Pengaturan waktu juga sama pentingnya. Kopi di sore hari mengganggu tidur. Tidur yang buruk meningkatkan tekanan darah. Ini mengganggu regulasi glukosa. Ini merusak kesehatan jantung secara tidak langsung. Anda tidak bisa minum secangkir kopi pada jam 8 malam dan berharap jantung Anda mendapat manfaat dari antioksidan jika Anda kurang tidur pada jam 4 pagi.

Dan ada zona merah mutlak. Bubuk kafein pekat. Suplemen. Minuman energi. Ini adalah hewan yang berbeda. Mereka menghasilkan kafein dengan cepat, sering kali bersamaan dengan stimulan lainnya. Ada laporan kasus fibrilasi ventrikel. Kejang. Kematian. AHA menarik garis tegas di sini. Jangan bandingkan sebungkus bubuk dengan secangkir kopi yang diseduh. Dosisnya tidak setara. Risikonya tidak sebanding.

Intinya

Pedoman baru dari AHA adalah izin, bukan promosi.

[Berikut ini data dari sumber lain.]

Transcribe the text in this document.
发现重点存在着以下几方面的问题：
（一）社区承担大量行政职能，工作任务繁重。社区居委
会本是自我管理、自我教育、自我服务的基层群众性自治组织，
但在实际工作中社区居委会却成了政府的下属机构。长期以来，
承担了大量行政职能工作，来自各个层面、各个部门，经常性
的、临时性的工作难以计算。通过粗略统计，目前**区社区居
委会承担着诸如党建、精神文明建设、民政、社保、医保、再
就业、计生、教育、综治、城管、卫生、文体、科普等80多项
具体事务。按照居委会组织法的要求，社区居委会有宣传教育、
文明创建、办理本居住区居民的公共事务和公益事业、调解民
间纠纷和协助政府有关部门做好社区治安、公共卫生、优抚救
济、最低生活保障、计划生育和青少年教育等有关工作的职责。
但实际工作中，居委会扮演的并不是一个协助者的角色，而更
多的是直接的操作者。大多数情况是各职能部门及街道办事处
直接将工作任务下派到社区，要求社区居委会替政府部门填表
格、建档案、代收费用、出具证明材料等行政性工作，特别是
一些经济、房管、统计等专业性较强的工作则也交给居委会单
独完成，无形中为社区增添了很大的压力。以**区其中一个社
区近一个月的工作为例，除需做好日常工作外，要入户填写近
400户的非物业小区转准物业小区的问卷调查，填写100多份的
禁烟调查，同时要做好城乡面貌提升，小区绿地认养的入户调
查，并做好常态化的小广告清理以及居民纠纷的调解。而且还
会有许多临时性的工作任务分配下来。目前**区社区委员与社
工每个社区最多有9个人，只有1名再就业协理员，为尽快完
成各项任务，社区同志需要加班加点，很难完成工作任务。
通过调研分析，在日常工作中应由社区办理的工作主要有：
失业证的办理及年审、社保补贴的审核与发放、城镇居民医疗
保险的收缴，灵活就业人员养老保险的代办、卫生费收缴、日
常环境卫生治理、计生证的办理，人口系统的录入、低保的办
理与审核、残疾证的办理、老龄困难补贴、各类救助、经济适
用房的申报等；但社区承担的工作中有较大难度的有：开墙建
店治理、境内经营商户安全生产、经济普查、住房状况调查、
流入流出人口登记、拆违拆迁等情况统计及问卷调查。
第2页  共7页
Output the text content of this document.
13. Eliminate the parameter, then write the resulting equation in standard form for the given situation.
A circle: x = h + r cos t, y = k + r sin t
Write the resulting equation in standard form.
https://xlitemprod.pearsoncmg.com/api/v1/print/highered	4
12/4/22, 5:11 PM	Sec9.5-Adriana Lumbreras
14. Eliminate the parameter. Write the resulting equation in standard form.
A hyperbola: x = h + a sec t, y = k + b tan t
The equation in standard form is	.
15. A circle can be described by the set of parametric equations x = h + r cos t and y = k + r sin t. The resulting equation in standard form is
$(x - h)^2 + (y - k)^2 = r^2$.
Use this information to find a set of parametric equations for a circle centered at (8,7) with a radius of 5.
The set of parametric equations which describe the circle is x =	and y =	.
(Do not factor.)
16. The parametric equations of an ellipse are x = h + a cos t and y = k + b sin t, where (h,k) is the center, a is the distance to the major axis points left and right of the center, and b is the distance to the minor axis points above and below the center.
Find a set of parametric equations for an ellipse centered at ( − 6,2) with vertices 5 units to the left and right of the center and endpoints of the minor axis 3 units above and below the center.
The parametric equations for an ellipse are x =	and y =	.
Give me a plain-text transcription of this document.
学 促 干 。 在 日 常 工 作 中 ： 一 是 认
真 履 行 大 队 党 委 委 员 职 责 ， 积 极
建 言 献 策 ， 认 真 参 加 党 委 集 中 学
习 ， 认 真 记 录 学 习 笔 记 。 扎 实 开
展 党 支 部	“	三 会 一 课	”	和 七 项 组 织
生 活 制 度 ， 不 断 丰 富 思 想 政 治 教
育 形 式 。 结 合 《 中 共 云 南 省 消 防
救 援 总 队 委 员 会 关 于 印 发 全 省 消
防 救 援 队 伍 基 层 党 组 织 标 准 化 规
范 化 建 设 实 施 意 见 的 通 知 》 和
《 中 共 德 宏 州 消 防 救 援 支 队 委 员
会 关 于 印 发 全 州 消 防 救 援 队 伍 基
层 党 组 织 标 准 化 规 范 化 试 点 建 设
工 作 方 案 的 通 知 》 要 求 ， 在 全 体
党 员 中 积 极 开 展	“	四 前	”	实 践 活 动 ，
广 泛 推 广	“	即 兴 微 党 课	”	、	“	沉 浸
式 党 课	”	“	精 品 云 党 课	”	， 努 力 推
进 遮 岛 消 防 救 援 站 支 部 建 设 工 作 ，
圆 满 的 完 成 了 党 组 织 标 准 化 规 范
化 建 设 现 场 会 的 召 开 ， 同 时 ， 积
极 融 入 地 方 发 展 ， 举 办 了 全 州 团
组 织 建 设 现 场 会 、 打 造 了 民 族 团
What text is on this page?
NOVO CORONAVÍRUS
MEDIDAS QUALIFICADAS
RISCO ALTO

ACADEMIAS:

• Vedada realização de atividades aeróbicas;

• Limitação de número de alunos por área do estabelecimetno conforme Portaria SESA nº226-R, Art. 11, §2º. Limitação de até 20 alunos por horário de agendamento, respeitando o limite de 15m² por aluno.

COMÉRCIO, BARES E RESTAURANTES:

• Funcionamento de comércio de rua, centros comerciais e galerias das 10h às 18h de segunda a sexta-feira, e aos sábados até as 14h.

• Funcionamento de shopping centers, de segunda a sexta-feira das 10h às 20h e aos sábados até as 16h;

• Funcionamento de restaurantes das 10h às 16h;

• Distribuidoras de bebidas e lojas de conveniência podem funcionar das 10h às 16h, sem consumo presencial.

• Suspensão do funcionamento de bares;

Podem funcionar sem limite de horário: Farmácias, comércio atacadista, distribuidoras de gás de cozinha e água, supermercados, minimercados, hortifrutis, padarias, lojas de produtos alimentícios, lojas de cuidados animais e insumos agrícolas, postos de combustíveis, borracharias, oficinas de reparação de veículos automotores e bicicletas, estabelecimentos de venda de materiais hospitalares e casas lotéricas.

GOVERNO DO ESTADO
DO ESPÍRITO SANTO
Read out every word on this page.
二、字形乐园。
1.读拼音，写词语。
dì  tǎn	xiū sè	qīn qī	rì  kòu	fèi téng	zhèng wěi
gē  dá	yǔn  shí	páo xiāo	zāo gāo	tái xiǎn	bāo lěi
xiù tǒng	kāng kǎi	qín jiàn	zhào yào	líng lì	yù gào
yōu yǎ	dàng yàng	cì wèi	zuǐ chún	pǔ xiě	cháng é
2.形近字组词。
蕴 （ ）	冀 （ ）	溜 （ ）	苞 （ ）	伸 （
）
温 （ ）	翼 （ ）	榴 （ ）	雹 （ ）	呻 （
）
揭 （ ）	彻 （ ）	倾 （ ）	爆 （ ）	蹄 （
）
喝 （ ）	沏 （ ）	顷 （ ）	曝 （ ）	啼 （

Bagi kebanyakan orang dewasa, termasuk penderita penyakit jantung stabil atau AFib, tidak ada alasan kuat untuk berhenti minum kopi jika mereka dapat menoleransinya dengan baik. Asupan moderat cocok dengan gaya hidup sehat jantung. Hal ini sejalan dengan rendahnya tingkat penyakit jantung koroner dan stroke.

Tapi itu bukan sihir.

Kopi bukanlah obat. Itu tidak akan memperbaiki kolesterol tinggi. Itu tidak akan menggantikan statin. Itu tidak akan membuat Anda lari maraton jika Anda tidak banyak bergerak. Itu tidak menggantikan olahraga, pengelolaan berat badan, atau tidur tujuh jam semalam.

Jaga asupan Anda dalam jumlah sedang. Jaga agar gula tetap rendah. Hormati batasan Anda sendiri. Jika empat cangkir membuat Anda gelisah, dua cangkir adalah jawabannya. Jika satu cangkir terasa sempurna, jangan tambahkan tiga cangkir lagi karena sebuah penelitian mengatakan 400 mg “aman”. Keamanan bukanlah target. Itu adalah sebuah batasan.

Tetaplah berada di dalamnya. Atau jangan meminumnya sama sekali. Hati tidak peduli mana yang kamu pilih, asalkan itu yang tepat untukmu.